Braña La Pornacal, por Luis G. Tudela. Óleo sobre lienzo.
Con
todo, él estaba bien vivo. Cierto es que se sentía un poco molesto de estar enrollado
como un caracol, pero, sin embargo, se vivía a gusto ahí, durmiendo sin parar y
sobre todo, lleno de confianza; con la confianza que da el mecerse dentro de
esa grande y segura cuna que era su madre.
La
madre consideró la existencia de Crispín como un consuelo para ella. Todavía no
descansaba de sus lágrimas; todavía había largos ratos en los cuales apretábase
al recuerdo del Crispín que se le había muerto. Todavía, y esto era lo peor
para ella, no se atrevía a cantar una canción que sabía para dormir a los
niños. Con todo, en ocasiones, ella le cantaba en voz baja, como para sí misma;
pero en seguida, se veía rodeada por unas ganas locas de llorar, y lloraba,
como sólo la ausencia de «aquél» podía merecerlo.
Luego
se acariciaba su vientre y le pedía perdón a su hijo.
En
otras, se olvidaba por completo de, que su hijo existía. Cualquier cosa venía a
poner frente a ella la figura de Crispín el mayor. Entonces entrecerraba los
ojos, soltaba el pensamiento y, de ese modo, se le iban las horas correteando tras
de sus buenos recuerdos. Y era en aquellos momentos sin conciencia, cuando
Crispín golpeaba con más fuerza en el vientre de ella y la despertaba. Luego a
ella se le ocurría que los latidos del corazón de su hijo no eran latidos, sino
más bien, era una llamada que él le hacía como regañándola por dejarlo solo e
irse tan lejos. Y se ponía en seguida a conseguir un montón de reproches que se
daba a sí misma, no parando de hacerlo hasta sentirse tranquila y sin miedo.
Porque
eso sí, tenía un miedo muy grande de que, algo le sucediera a su hijo, mientras
ella se la pasaba sueñe y sueñe con el otro. Y no le cabía en la cabeza sino desesperarse
al no poder saber nada. Acaso sufra, se decía. Acaso sé esté ahogando ahí dentro,
sin aire; o tal vez tenga miedo de la oscuridad. Todos los niños se asustan
cuando están a oscuras. Todos. Y él también. ¿Por qué no se iba a asustar él?

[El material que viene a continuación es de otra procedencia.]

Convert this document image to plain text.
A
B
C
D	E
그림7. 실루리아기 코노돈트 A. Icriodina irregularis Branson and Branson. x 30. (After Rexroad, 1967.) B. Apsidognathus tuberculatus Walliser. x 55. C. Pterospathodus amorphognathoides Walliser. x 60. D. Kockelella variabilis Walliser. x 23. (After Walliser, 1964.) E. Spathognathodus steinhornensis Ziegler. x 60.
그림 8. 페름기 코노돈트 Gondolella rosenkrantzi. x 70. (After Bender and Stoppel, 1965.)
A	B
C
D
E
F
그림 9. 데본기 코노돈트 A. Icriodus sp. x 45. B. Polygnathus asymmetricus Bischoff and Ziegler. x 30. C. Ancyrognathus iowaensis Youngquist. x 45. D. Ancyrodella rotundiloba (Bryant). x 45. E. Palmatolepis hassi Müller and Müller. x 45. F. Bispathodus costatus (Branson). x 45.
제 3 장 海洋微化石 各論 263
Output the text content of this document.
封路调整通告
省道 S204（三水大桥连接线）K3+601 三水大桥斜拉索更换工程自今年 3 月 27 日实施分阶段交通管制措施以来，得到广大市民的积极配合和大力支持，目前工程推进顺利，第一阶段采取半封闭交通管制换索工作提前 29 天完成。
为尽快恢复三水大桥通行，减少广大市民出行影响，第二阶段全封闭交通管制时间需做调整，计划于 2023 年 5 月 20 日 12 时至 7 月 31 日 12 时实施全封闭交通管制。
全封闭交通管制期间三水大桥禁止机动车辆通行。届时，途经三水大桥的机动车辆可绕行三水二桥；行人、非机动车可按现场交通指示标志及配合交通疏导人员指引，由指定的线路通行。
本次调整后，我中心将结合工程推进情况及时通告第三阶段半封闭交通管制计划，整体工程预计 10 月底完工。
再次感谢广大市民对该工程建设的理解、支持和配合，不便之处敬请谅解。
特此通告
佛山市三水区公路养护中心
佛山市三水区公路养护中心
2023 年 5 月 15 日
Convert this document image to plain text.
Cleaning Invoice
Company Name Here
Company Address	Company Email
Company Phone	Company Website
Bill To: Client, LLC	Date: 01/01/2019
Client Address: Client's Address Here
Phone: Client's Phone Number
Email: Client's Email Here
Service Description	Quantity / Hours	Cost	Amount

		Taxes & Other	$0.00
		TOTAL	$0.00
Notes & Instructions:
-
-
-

¡Ah!, si estuviera acá afuera, yo sabría defenderlo; o al menos, vería si su
carita se ponía pálida o si sus ojos se hacían tristes. Entonces yo sabría cómo
hacer. Pero ahora no; no donde él está. Ahí no. Eso se decía.
Crispín
no vivía enterado de eso. Sólo se movía un poquito, al sentir el vacío que los
suspiros de su madre producían a un lado de él. Por otra parte, hasta parecían acomodarlo
mejor, de modo de poder seguir durmiendo, arrullado a la vez por el sonido
parejo y repetido que la sangre, ahí cerca, hacía al subir y bajar una hora
tras otra.
Así
iba el asunto. Ella, fuera de sus ratos malos, se sentía encariñada a los días
que vendrían. Y era para azorarse verla hacer los gestos de alegría que todas
las madres aprenden tantito antes, para estar prevenidas. Y el modo de cuidar
sus manos, alisándolas, con el fin de no lastimar mucho aquella carne casi
quebradiza que pasearía hecha un nudo sobre sus brazos.
Así
iba el asunto.
Sin
embargo, la vida no es muy seria en sus cosas. Es de suponerse que ella ya
sabía esto, pues la había visto jugar con Crispín el mayor, escondiéndose de
él, hasta dar por resultado que ninguno de los dos volvieron a encontrarse. Eso
había sucedido. Pero, por otra parte, ella no se imaginaba a la muerte sino de
un modo tranquilo: tal como un río que va creciendo paso a paso, y va empujando
las aguas viejas y las cubre lentamente; mas sin precipitarse como lo haría un
arroyo nuevo. Así se imaginaba ella a la muerte, porque más de una vez la vio
acercarse. La vio también en Crispín, su esposo, y, aunque al principio no le
fue posible reconocer la, al fin y al cabo, cuando notó que todo en él se
maltrataba, no dudó que ella era.
Así
pues, ella bien se daba cuenta de lo que la vida acostumbra a hacer cualquier
cosa con uno, cuando uno está más descuidado.
Aquella
mañana, ella quiso ir al camposanto. Como siempre solía preguntar a Crispín, el
no nacido, si estaba de acuerdo, lo hizo: Crispín, le dijo, ¿te parece bien que
vayamos? Te prometo que no lloraré. Sólo nos sentaremos un ratito a platicar
con tu padre y después volveremos; nos servirá a los dos ¿quieres? Luego,
tratando de adivinar en qué lugar podía tener sus manitas aquel hijo suyo: te llevaré
de la mano todo el tiempo. Esto le dijo.
Abrió
la puerta para salir; pero en seguida sintió un viento frío, agachado al suelo,
como si anduviera barriendo las calles. Entonces regresó por un abrigo ¿pues
qué pasaría si él sintiera frío? Lo buscó entre las ropas de la cama; lo buscó
en el ropero; lo halló allá arriba, en un rinconcito. Pero el ropero estaba
mucho más alto que ella y tuvo que subir al primer peldaño, después puso la
rodilla en el segundo y alcanzó el abrigo con la puntita de los dedos. En ese
momento, pensó que tal vez Crispín se habría despertado por aquel esfuerzo y
bajó a toda prisa…
Bajó
muy hondo. Algo la empujaba. Debajo de ella el suelo estaba lejos, sin alcance…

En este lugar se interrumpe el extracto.